Here are 5 tests you can't afford to overlook:
Test 1: Oral Cancer
Oral cancer can be caused by chronic inflammation or transmittal of the HPV virus through oral sex. A screening involves using multi-spectral technology--3 different lights that allow an oral health professional to see lesions invisible to the naked eye. If an abnormality is detected, a biopsy is the next step.

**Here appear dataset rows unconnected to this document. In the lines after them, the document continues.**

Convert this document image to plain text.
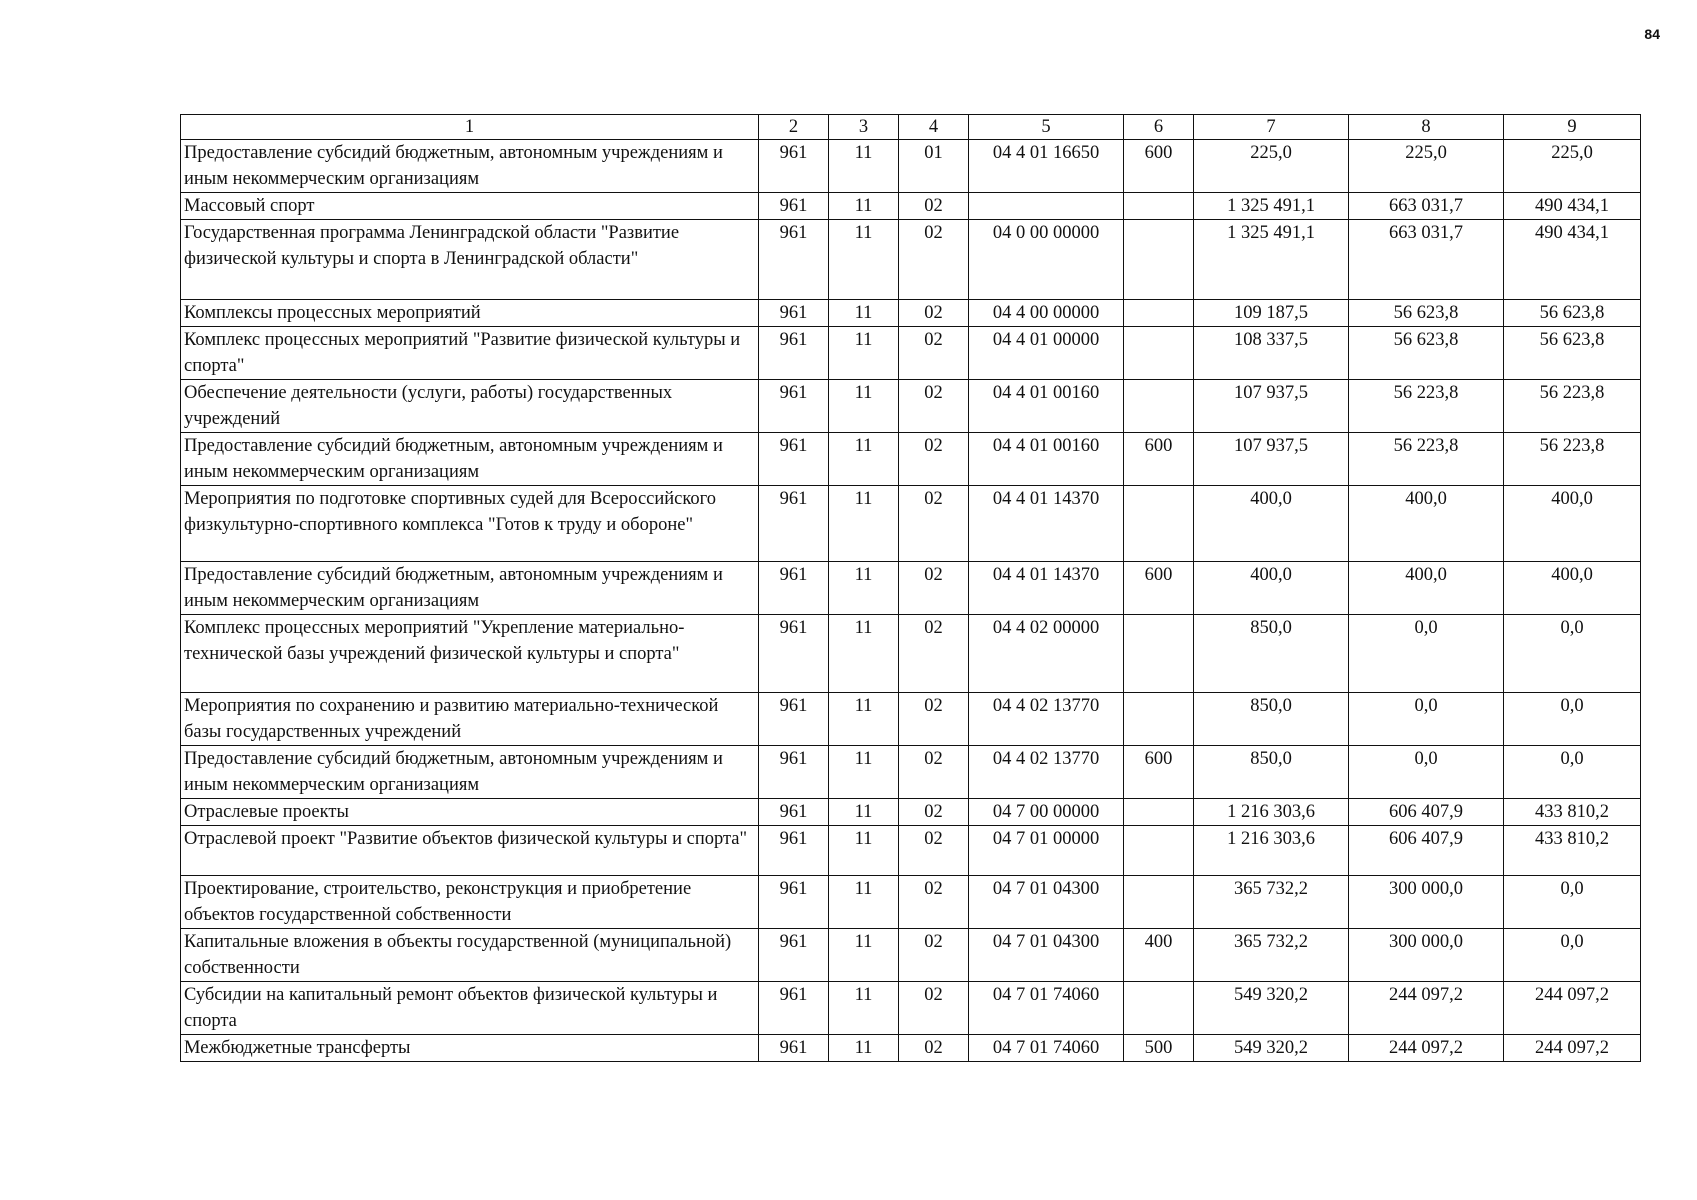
84
1	2	3	4	5	6	7	8	9
Предоставление субсидий бюджетным, автономным учреждениям и иным некоммерческим организациям	961	11	01	04 4 01 16650	600	225,0	225,0	225,0
Массовый спорт	961	11	02			1 325 491,1	663 031,7	490 434,1
Государственная программа Ленинградской области "Развитие физической культуры и спорта в Ленинградской области"	961	11	02	04 0 00 00000		1 325 491,1	663 031,7	490 434,1
Комплексы процессных мероприятий	961	11	02	04 4 00 00000		109 187,5	56 623,8	56 623,8
Комплекс процессных мероприятий "Развитие физической культуры и спорта"	961	11	02	04 4 01 00000		108 337,5	56 623,8	56 623,8
Обеспечение деятельности (услуги, работы) государственных учреждений	961	11	02	04 4 01 00160		107 937,5	56 223,8	56 223,8
Предоставление субсидий бюджетным, автономным учреждениям и иным некоммерческим организациям	961	11	02	04 4 01 00160	600	107 937,5	56 223,8	56 223,8
Мероприятия по подготовке спортивных судей для Всероссийского физкультурно-спортивного комплекса "Готов к труду и обороне"	961	11	02	04 4 01 14370		400,0	400,0	400,0
Предоставление субсидий бюджетным, автономным учреждениям и иным некоммерческим организациям	961	11	02	04 4 01 14370	600	400,0	400,0	400,0
Комплекс процессных мероприятий "Укрепление материально-технической базы учреждений физической культуры и спорта"	961	11	02	04 4 02 00000		850,0	0,0	0,0
Мероприятия по сохранению и развитию материально-технической базы государственных учреждений	961	11	02	04 4 02 13770		850,0	0,0	0,0
Предоставление субсидий бюджетным, автономным учреждениям и иным некоммерческим организациям	961	11	02	04 4 02 13770	600	850,0	0,0	0,0
Отраслевые проекты	961	11	02	04 7 00 00000		1 216 303,6	606 407,9	433 810,2
Отраслевой проект "Развитие объектов физической культуры и спорта"	961	11	02	04 7 01 00000		1 216 303,6	606 407,9	433 810,2
Проектирование, строительство, реконструкция и приобретение объектов государственной собственности	961	11	02	04 7 01 04300		365 732,2	300 000,0	0,0
Капитальные вложения в объекты государственной (муниципальной) собственности	961	11	02	04 7 01 04300	400	365 732,2	300 000,0	0,0
Субсидии на капитальный ремонт объектов физической культуры и спорта	961	11	02	04 7 01 74060		549 320,2	244 097,2	244 097,2
Межбюджетные трансферты	961	11	02	04 7 01 74060	500	549 320,2	244 097,2	244 097,2
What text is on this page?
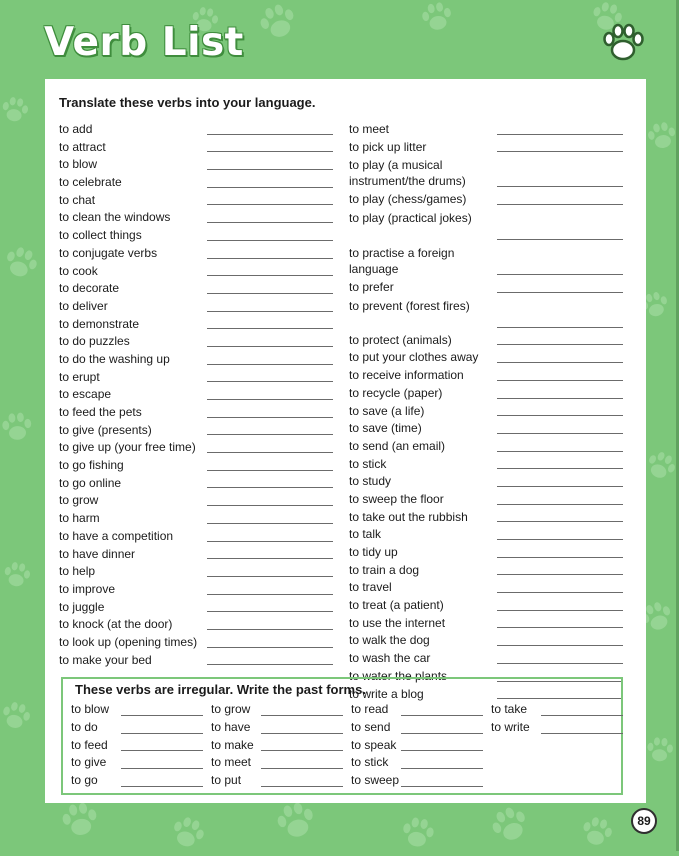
Verb List
Translate these verbs into your language.
to add
to attract
to blow
to celebrate
to chat
to clean the windows
to collect things
to conjugate verbs
to cook
to decorate
to deliver
to demonstrate
to do puzzles
to do the washing up
to erupt
to escape
to feed the pets
to give (presents)
to give up (your free time)
to go fishing
to go online
to grow
to harm
to have a competition
to have dinner
to help
to improve
to juggle
to knock (at the door)
to look up (opening times)
to make your bed
to meet
to pick up litter
to play (a musical instrument/the drums)
to play (chess/games)
to play (practical jokes)
to practise a foreign language
to prefer
to prevent (forest fires)
to protect (animals)
to put your clothes away
to receive information
to recycle (paper)
to save (a life)
to save (time)
to send (an email)
to stick
to study
to sweep the floor
to take out the rubbish
to talk
to tidy up
to train a dog
to travel
to treat (a patient)
to use the internet
to walk the dog
to wash the car
to water the plants
to write a blog
These verbs are irregular. Write the past forms.
to blow
to do
to feed
to give
to go
to grow
to have
to make
to meet
to put
to read
to send
to speak
to stick
to sweep
to take
to write
89
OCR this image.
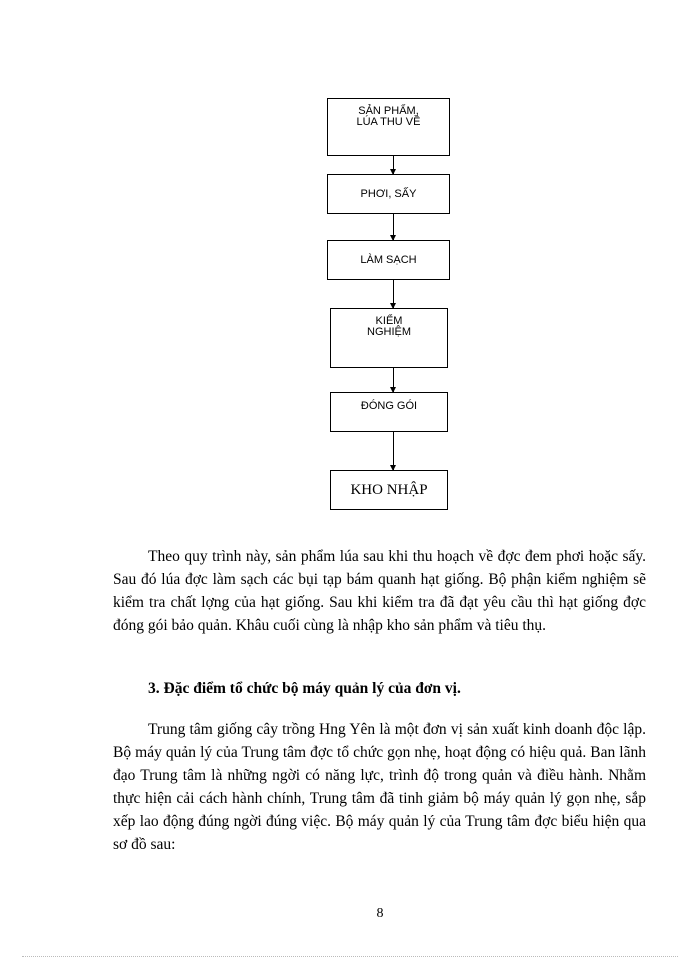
SẢN PHẨM,
LÚA THU VỀ
PHƠI, SẤY
LÀM SẠCH
KIỂM
NGHIỆM
ĐÓNG GÓI
KHO NHẬP

Theo quy trình này, sản phẩm lúa sau khi thu hoạch về đợc đem phơi hoặc sấy. Sau đó lúa đợc làm sạch các bụi tạp bám quanh hạt giống. Bộ phận kiểm nghiệm sẽ kiểm tra chất lợng của hạt giống. Sau khi kiểm tra đã đạt yêu cầu thì hạt giống đợc đóng gói bảo quản. Khâu cuối cùng là nhập kho sản phẩm và tiêu thụ.

3. Đặc điểm tổ chức bộ máy quản lý của đơn vị.

Trung tâm giống cây trồng Hng Yên là một đơn vị sản xuất kinh doanh độc lập. Bộ máy quản lý của Trung tâm đợc tổ chức gọn nhẹ, hoạt động có hiệu quả. Ban lãnh đạo Trung tâm là những ngời có năng lực, trình độ trong quản và điều hành. Nhằm thực hiện cải cách hành chính, Trung tâm đã tinh giảm bộ máy quản lý gọn nhẹ, sắp xếp lao động đúng ngời đúng việc. Bộ máy quản lý của Trung tâm đợc biểu hiện qua sơ đồ sau:

8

Besides requesting an oral cancer screening at your dentist office, examine yourself when brushing and flossing. Look for abnormalities in the mouth, such as white patches and ulcers that don't heal.
Practice prevention by avoiding heavy alcohol and tobacco use and eat plenty of alkaline, antioxidant foods, like garlic and green vegetables
Test 2: Ankle-Brachial Index
The Ankle-Brachial Index test is used in preventive cardiology to detect peripheral arterial disease (hardening of the arteries). Risk factors include smoking, a family history of diabetes or heart disease, high cholesterol and high blood pressure.
The ABI uses a Doppler device to compare the strength of the pulse near the ankle to the strength of the pulse in upper arm near the heart. Both blood pressures should match. When ankle pressure is higher than the arm's, it can signal plaque build-up in the legs.
To prevent artery blockages, don't smoke, exercise and practice good nutrition.
Test 3: Depression
Untreated depression can lead to risky behaviors such as alcohol and drug abuse that contribute to poor overall health. To find out if you might be at risk for this serious medical illness, ask yourself these questions:
Over the past few weeks, do you take pleasure in doing things?
Have you been feeling down or hopeless?
If you've experienced these feelings the majority of time there's a 75% chance you have a depressive disorder and a 38% of having a major depressive disorder
For more help detecting and treating depression, click here. If you think you might be depressed, seek help from your doctor or a mental health professional.
Test 4: Skin Cancer
Risk factors for skin cancer include fair complexion, family history, excessive sun exposure and severe sunburns as a child. To check for skin cancer, see a dermatologist annually and also perform monthly self-screenings. Know how to recognize the ABCDE's of melanoma, the deadliest skin cancer:
- Asymmetry - one half is different than the other
- Border - edges are irregular, ragged, notched or blurred
- Color - uneven and may include different shades
- Diameter - spot is greater than 6 millimeters across
- Evolution - if a spot changes any of the above over time
Melanoma can be difficult to spot. Don't overlook easy-to-miss areas such as scalp, under nails and between fingers and toes. Use a mirror to check behind your ears and neck.
Protect yourself against skin cancer by wearing SPF 30 sun block while outdoors and for more information on preventing skin cancer, click here.
Test 5: Glaucoma
Glaucoma is a group of diseases that can damage the eye's optic nerve resulting in vision loss and blindness. It occurs when the normal fluid pressure inside the eye rises. Risk factors include African American descent, near-sightedness and a family history.
A tonometry, the typical initial test for glaucoma, involves measuring intraocular pressure after numbing the eyes with drops. To check for optic nerve damage, an opthalmoscope is used to look directly through the pupil to the back of the eye.
Regular vision checkups help detect glaucoma in its early stages before irreversible damage occurs.